Wednesday, January 20, 2010

Quick note on reasons and facts

Against the view that reasons can be propositions and needn't be true propositions, it seems to me that such a view faces a difficulty similar to the difficulty faced by views that identify pieces of evidence with propositions and drops the truth requirement. Suppose there's a reason to drink the stuff in the glass and that reason is that there is gin in the glass. Suppose there's no reason (available) to not drink the gin in the glass and so we say:

(1) You ought to drink the contents of the glass.

If pressed for an explanation, wouldn't this be a true explanatory statement:

(2) You ought to drink the contents of the glass because there is gin in the glass.

But, doesn't (2) entail:

(3) You ought to drink the contents of the glass and there is gin in the glass.

But, (3) is false. There's no gin in the glass.

In general, it seems that one of the things that normative reasons can do is provide part of an explanation as to why certain things ought to be done or oughtn't be done. But, explanatory statements like (2) are factive. So, the only way I see to save the view that severs the connection between reasons and truth is to say that the question as to whether some normative reason is a true proposition or false one depends upon whether it enters into explanatory relations or not. Sort of a weird view, don't you think?

Myself, I don't have the semantic intuitions that let me say things like:

(4) Among the reasons there were to drink the contents of that glass was that there was gin in it, but of course there was no gin in it.

Some have them. Alright, but doesn't everyone pretty much take it for granted that 'p because q' is true only if p is true and q is true?

4 comments:

Mike Almeida said...

Alright, but doesn't everyone pretty much take it for granted that 'p because q' is true only if p is true and q is true?

Suppose a mathematician works out a lengthy proof the conclusion of which is 2+2 =5. The result causes his death. Don't we say that what caused him to die was that, when he was done with the proof, 2+2 equalled 5?

Suppose that after years of psychotherapy, Smith reaches the conclusion that she is a male in a female body, and she decides to have an operation. Why did she have the operation? Because her therapy revealed that she was a male.

Now, when the mathematician is done with the proof, it was not true that 2+2 equalled 5, and when Smith was done with therapy, it was not revealed to her that she was male. Can't reveal to her that p, if not p.

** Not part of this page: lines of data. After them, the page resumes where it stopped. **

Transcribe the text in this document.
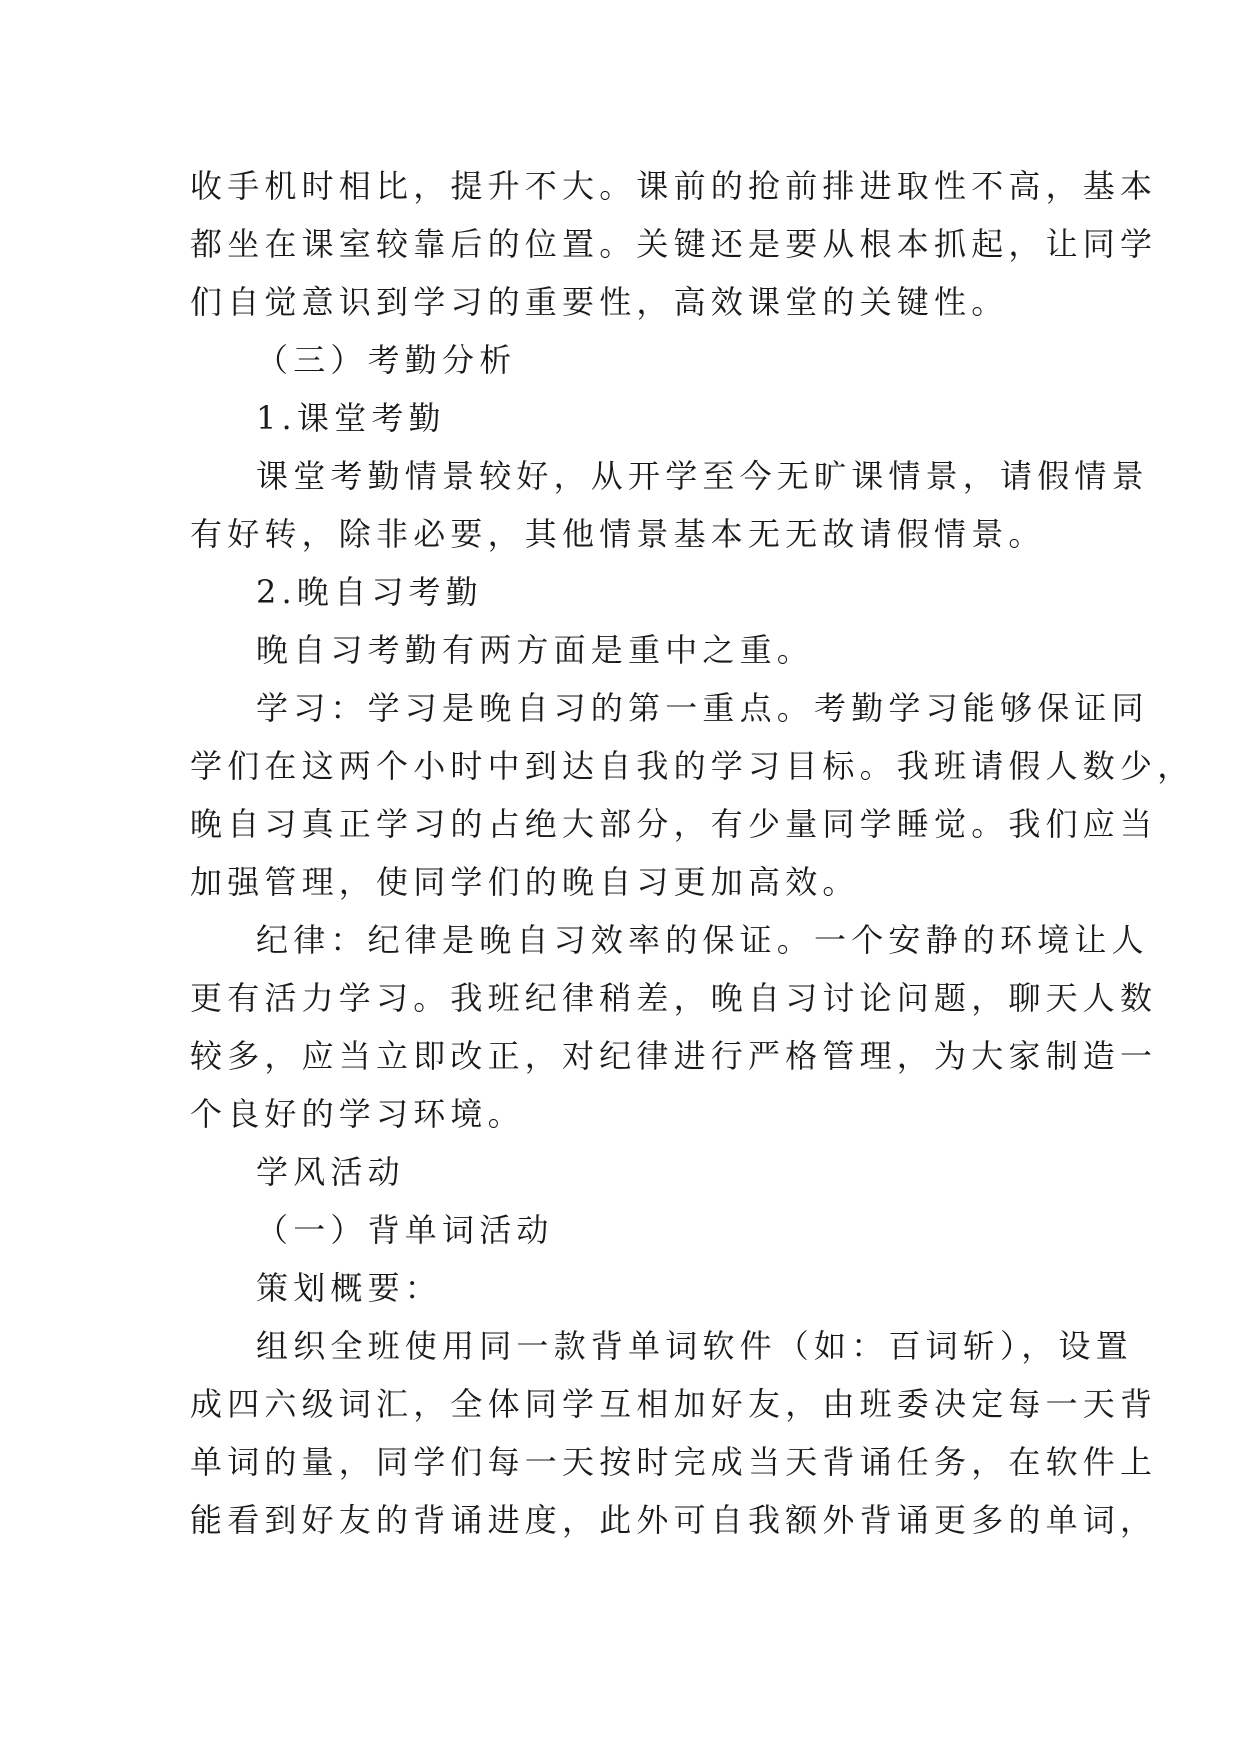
收手机时相比，提升不大。课前的抢前排进取性不高，基本
都坐在课室较靠后的位置。关键还是要从根本抓起，让同学
们自觉意识到学习的重要性，高效课堂的关键性。
（三）考勤分析
1.课堂考勤
课堂考勤情景较好，从开学至今无旷课情景，请假情景
有好转，除非必要，其他情景基本无无故请假情景。
2.晚自习考勤
晚自习考勤有两方面是重中之重。
学习：学习是晚自习的第一重点。考勤学习能够保证同
学们在这两个小时中到达自我的学习目标。我班请假人数少，
晚自习真正学习的占绝大部分，有少量同学睡觉。我们应当
加强管理，使同学们的晚自习更加高效。
纪律：纪律是晚自习效率的保证。一个安静的环境让人
更有活力学习。我班纪律稍差，晚自习讨论问题，聊天人数
较多，应当立即改正，对纪律进行严格管理，为大家制造一
个良好的学习环境。
学风活动
（一）背单词活动
策划概要：
组织全班使用同一款背单词软件（如：百词斩），设置
成四六级词汇，全体同学互相加好友，由班委决定每一天背
单词的量，同学们每一天按时完成当天背诵任务，在软件上
能看到好友的背诵进度，此外可自我额外背诵更多的单词，
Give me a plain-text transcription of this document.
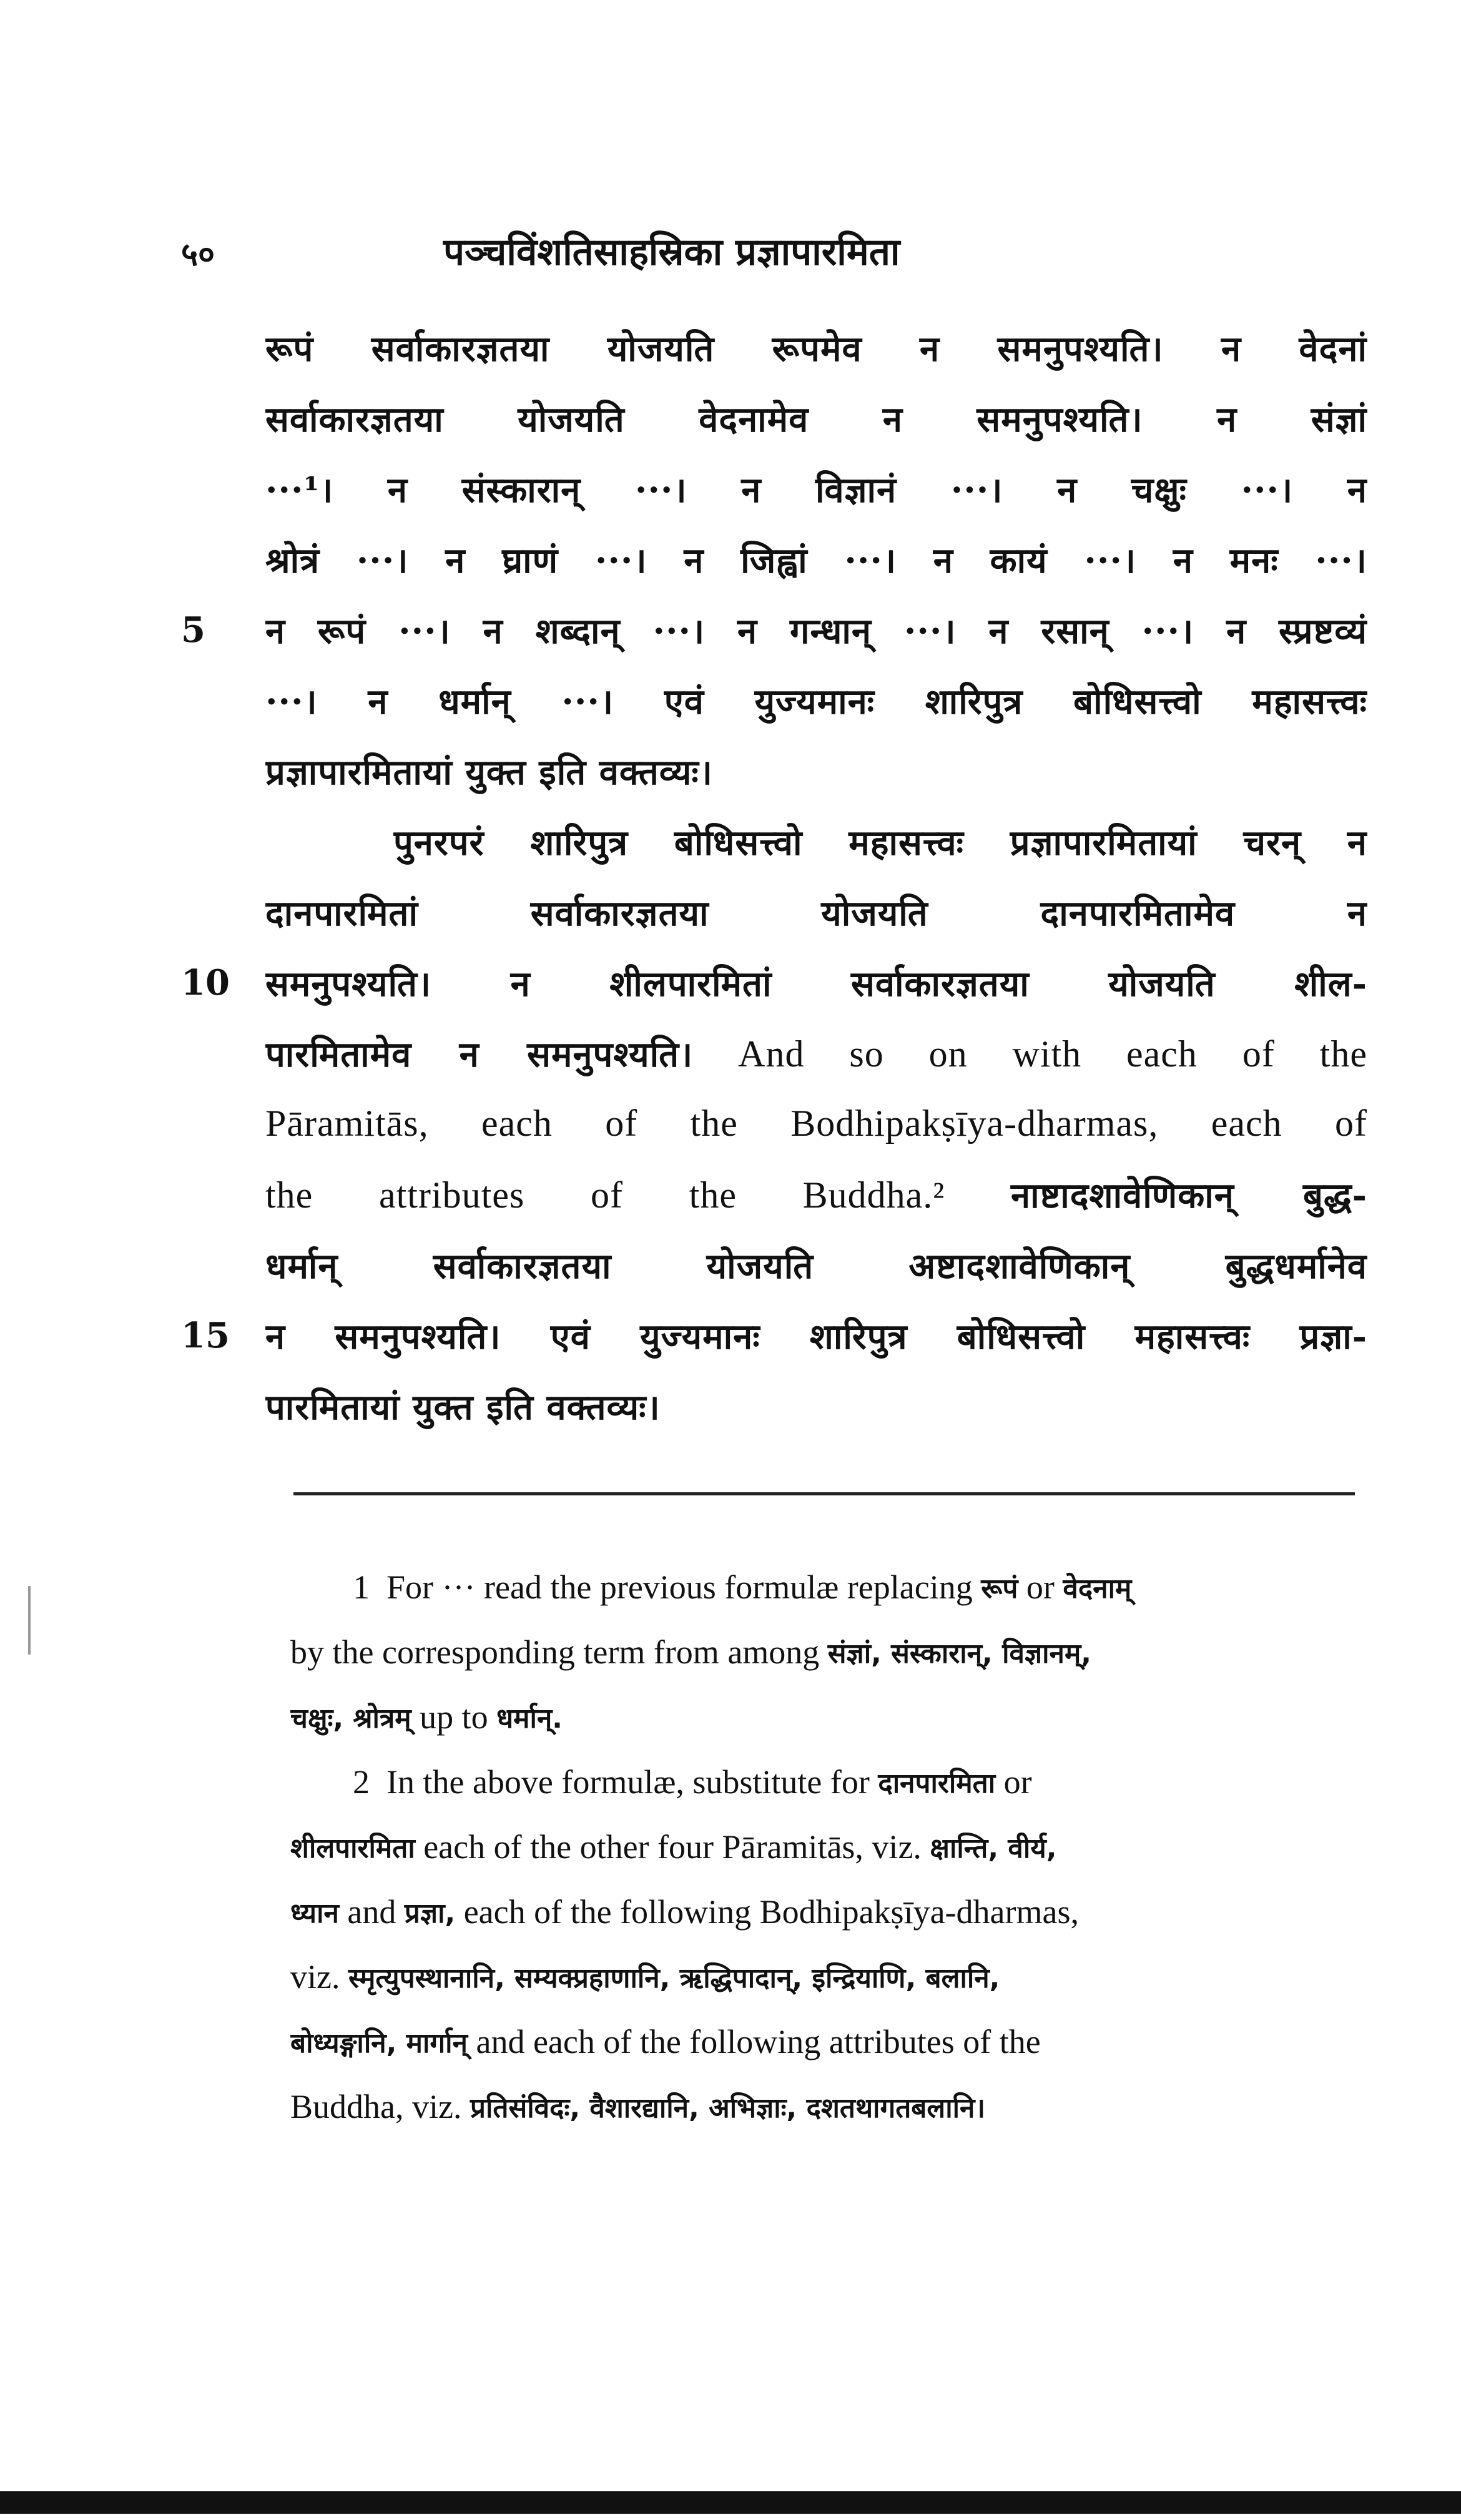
५०	पञ्चविंशतिसाहस्रिका प्रज्ञापारमिता
रूपं सर्वाकारज्ञतया योजयति रूपमेव न समनुपश्यति। न वेदनां
सर्वाकारज्ञतया योजयति वेदनामेव न समनुपश्यति। न संज्ञां
···¹। न संस्कारान् ···। न विज्ञानं ···। न चक्षुः ···। न
श्रोत्रं ···। न घ्राणं ···। न जिह्वां ···। न कायं ···। न मनः ···।
5	न रूपं ···। न शब्दान् ···। न गन्धान् ···। न रसान् ···। न स्प्रष्टव्यं
···। न धर्मान् ···। एवं युज्यमानः शारिपुत्र बोधिसत्त्वो महासत्त्वः
प्रज्ञापारमितायां युक्त इति वक्तव्यः।
पुनरपरं शारिपुत्र बोधिसत्त्वो महासत्त्वः प्रज्ञापारमितायां चरन् न
दानपारमितां सर्वाकारज्ञतया योजयति दानपारमितामेव न
10 समनुपश्यति। न शीलपारमितां सर्वाकारज्ञतया योजयति शील-
पारमितामेव न समनुपश्यति। And so on with each of the
Pāramitās, each of the Bodhipakṣīya-dharmas, each of
the attributes of the Buddha.² नाष्टादशावेणिकान् बुद्ध-
धर्मान् सर्वाकारज्ञतया योजयति अष्टादशावेणिकान् बुद्धधर्मानेव
15 न समनुपश्यति। एवं युज्यमानः शारिपुत्र बोधिसत्त्वो महासत्त्वः प्रज्ञा-
पारमितायां युक्त इति वक्तव्यः।
1  For ··· read the previous formulæ replacing रूपं or वेदनाम्
by the corresponding term from among संज्ञां, संस्कारान्, विज्ञानम्,
चक्षुः, श्रोत्रम् up to धर्मान्.
2  In the above formulæ, substitute for दानपारमिता or
शीलपारमिता each of the other four Pāramitās, viz. क्षान्ति, वीर्य,
ध्यान and प्रज्ञा, each of the following Bodhipakṣīya-dharmas,
viz. स्मृत्युपस्थानानि, सम्यक्प्रहाणानि, ऋद्धिपादान्, इन्द्रियाणि, बलानि,
बोध्यङ्गानि, मार्गान् and each of the following attributes of the
Buddha, viz. प्रतिसंविदः, वैशारद्यानि, अभिज्ञाः, दशतथागतबलानि।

But it does seem right to say that what explained the death of the mathematician was that, when he completed the proof, 2+2 equalled 5. And what explains Smith's going for the operation was that it was revealed to her that she was male.

clifton said...

Alright, but doesn't everyone pretty much take it for granted that 'p because q' is true only if p is true and q is true?

I'm coming a bit late to this discussion, but this seems quite an odd statement.

Where I live there's just been an ice storm that makes driving quite dangerous. Let p(t) = "It is dangerous to drive at moment t." Let q(t) = "It's Thursday at moment t". p(t) and q(t) are currently true, yet I would disagree that everyone takes it for granted that "It is dangerous to drive because it is Thursday" is a true statement.

I've always thought that "p because q" was shorthand for "(1) for all instances t, q(t) implies p(t), (2) q(t) for the current t, and (3) let me helpfully apply a couple rules of inference for you: p(t)".

Is there some situation where this interpretation of "p because q" doesn't make sense?

Clayton said...

Hey Clifton,

I need to double check, but I said:

'p because q' entails 'p & q'.

I deny:

'p & q' entails 'p because q'.

Mike,
I love the examples, but I have some sympathy for those who say that what caused him to die the derived result was that 2+2=5, he seemed to have shown that 2+2=5, or something like that (i.e., a description of an action, event, or state of mind that does not entail 2+2=5). That's not very deep and it doesn't explain why they need to be redescribed, but that's my initial reaction.

clifton said...

Oh, I'm sorry. Somehow I read "if and only if", and continued to believe you had written "if and only if" even as I cut and pasted the sentence into my comment.